The Colonel scorned as flashes of cynicism stuck in King’s craw, like all military leaders at one time or another.
It was their prerogative and Donovan silently accepted it but added a sliver of defiance and a clue of how he was dealing with his feelings.
“Hasn’t it? God works in mysterious ways, my mystery appears to be Cristobelle Hidalgo I don’t know why”
He shrugged, stone-faced and sober with his answer.
“Does there ever need to be a reason…To love someone?” The Colonel challenged him.

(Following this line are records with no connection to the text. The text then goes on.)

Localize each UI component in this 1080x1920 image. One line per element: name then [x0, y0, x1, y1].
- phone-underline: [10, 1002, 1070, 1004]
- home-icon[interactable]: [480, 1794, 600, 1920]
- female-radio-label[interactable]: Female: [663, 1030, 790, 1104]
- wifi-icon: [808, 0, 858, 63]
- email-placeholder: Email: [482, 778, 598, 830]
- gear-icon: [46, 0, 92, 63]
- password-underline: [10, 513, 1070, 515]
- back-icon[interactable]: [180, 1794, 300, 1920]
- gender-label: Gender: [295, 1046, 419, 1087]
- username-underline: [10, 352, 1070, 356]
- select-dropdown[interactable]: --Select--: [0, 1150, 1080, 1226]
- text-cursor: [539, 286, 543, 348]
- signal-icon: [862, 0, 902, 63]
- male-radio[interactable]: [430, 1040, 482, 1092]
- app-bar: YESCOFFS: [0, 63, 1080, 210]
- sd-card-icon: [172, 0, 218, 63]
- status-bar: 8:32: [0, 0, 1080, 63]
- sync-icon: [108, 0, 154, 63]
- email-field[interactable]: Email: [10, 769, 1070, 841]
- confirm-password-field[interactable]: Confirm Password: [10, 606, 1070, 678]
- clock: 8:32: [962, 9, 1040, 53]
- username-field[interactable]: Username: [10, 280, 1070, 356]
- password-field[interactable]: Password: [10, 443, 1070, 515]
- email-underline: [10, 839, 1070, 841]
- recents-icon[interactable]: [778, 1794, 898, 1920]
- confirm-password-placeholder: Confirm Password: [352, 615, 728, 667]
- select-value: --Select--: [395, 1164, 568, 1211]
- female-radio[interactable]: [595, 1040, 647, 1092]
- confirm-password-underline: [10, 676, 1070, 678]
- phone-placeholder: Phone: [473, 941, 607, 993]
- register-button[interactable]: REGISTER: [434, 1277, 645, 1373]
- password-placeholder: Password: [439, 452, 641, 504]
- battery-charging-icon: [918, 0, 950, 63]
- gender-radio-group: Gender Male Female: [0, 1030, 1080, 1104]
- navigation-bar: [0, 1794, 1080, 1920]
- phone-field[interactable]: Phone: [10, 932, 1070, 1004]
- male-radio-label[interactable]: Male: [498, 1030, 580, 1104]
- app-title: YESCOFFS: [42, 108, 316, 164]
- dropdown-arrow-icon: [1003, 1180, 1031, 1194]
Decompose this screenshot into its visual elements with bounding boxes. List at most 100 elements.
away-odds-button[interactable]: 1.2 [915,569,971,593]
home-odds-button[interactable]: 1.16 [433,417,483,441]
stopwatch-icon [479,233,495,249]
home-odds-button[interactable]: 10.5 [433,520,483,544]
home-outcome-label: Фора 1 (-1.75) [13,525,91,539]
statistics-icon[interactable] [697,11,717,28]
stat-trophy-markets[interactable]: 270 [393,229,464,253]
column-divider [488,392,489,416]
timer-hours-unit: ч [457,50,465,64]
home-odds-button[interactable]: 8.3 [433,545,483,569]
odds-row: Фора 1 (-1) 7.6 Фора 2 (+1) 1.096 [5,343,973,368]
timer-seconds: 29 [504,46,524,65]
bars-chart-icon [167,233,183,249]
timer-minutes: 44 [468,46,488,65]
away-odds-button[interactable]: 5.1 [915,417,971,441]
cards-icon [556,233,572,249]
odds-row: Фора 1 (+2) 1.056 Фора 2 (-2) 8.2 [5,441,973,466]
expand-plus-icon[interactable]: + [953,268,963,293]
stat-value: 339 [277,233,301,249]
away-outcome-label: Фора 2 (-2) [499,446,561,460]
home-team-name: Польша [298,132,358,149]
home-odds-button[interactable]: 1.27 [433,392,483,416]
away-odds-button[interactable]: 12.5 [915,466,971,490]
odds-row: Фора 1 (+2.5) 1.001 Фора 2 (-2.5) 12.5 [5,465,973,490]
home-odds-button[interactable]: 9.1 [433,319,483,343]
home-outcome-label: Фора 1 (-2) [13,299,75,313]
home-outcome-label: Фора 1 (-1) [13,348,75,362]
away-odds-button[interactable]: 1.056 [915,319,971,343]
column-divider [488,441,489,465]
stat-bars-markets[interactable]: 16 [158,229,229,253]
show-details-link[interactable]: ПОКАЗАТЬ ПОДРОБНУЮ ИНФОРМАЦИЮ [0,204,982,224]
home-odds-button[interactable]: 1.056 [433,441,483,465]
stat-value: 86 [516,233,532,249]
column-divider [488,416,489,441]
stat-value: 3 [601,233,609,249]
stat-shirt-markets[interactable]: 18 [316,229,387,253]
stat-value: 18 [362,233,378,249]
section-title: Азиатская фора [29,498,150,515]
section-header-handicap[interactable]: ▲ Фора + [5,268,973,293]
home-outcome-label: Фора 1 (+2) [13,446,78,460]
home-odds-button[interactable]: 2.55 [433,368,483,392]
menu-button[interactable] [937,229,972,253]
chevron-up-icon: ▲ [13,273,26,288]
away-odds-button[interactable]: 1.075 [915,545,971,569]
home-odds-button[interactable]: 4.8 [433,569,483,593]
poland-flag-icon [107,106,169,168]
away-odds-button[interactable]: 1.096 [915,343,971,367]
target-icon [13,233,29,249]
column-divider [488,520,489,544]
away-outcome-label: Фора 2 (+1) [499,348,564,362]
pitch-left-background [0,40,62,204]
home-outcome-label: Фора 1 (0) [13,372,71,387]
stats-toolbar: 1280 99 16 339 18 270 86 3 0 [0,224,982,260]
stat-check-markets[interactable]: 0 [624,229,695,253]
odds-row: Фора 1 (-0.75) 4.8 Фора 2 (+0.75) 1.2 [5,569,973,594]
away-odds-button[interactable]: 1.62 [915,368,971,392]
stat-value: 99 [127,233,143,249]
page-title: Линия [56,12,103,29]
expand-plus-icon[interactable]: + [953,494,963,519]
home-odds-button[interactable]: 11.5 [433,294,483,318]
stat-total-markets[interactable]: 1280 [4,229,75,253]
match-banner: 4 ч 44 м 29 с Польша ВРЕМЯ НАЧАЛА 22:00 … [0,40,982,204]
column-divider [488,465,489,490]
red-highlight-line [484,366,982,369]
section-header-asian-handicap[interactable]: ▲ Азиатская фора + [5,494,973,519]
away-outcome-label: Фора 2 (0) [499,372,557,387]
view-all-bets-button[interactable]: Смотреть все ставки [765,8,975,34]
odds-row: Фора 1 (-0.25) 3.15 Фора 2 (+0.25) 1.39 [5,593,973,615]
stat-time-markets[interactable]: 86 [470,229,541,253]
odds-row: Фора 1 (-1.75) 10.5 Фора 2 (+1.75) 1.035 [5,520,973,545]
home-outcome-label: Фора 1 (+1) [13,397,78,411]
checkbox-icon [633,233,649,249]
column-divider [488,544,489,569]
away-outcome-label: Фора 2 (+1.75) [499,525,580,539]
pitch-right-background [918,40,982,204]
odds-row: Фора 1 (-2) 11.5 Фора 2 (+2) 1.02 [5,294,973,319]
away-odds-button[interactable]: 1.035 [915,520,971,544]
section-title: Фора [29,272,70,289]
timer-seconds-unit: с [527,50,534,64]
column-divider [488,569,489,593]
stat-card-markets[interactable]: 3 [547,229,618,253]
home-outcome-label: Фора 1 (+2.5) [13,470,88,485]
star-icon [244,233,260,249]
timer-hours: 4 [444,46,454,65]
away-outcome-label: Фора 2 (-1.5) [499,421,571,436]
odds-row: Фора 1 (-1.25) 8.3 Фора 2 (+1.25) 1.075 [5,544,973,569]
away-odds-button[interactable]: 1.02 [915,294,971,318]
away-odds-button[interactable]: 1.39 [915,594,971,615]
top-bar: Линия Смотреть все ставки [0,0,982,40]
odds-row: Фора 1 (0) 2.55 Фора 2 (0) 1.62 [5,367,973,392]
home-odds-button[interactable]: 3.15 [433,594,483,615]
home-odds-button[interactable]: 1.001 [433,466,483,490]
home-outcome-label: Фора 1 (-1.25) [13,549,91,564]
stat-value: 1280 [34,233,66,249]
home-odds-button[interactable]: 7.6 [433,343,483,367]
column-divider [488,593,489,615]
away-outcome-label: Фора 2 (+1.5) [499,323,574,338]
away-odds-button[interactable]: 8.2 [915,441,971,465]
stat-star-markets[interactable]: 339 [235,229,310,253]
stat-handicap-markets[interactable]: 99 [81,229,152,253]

And there it was, a cold truth in black and white in the middle of such carnage – Donovan was no fool for he knew perfectly well why the Colonel threw down the gauntlet and actually say the L word. He was asking a question about mortality, to die for the sanctimony of the priesthood or to live and fight just to see Christy’s face again?
The priest took a deep breath and picked up a discarded pistol and ran ahead.
✽ ✽ ✽
I admit, I felt vulnerable when the masses broke up, few numbers meant an awareness of who was leading who and here’s me thinking anonymity was the name of the game – somebody obviously forgot to tell me about the rule change. I felt alone despite being surrounded by my squadron and the refugees and my ever stead-fast Haitian not far ahead of me.
I have a new fear which I have neglected to tell anyone, summer newborn was the perfect place to be amidst nature as the splendor of her gifts. But I didn’t want her gifts, no one item.
Not the flowers, not the rivers nor the cooling canopy of trees. The truth was that I feared and loathed forests, the last time we took in the scenery at the pace a good man died, the best of men that I will probably ever know taken, stolen, murdered.
Sadness sharpens a weapon against my heart like it always does and I worry about flashbacks and PTSD as echoes of gunshots drift into my ears.
My horses twitch their ears and I wonder if I’m imagining things but the confused expressions spread around my refugee caravan like a virus and then I realize that it’s real, not only it is real but it sounds as if it’s coming from far behind me.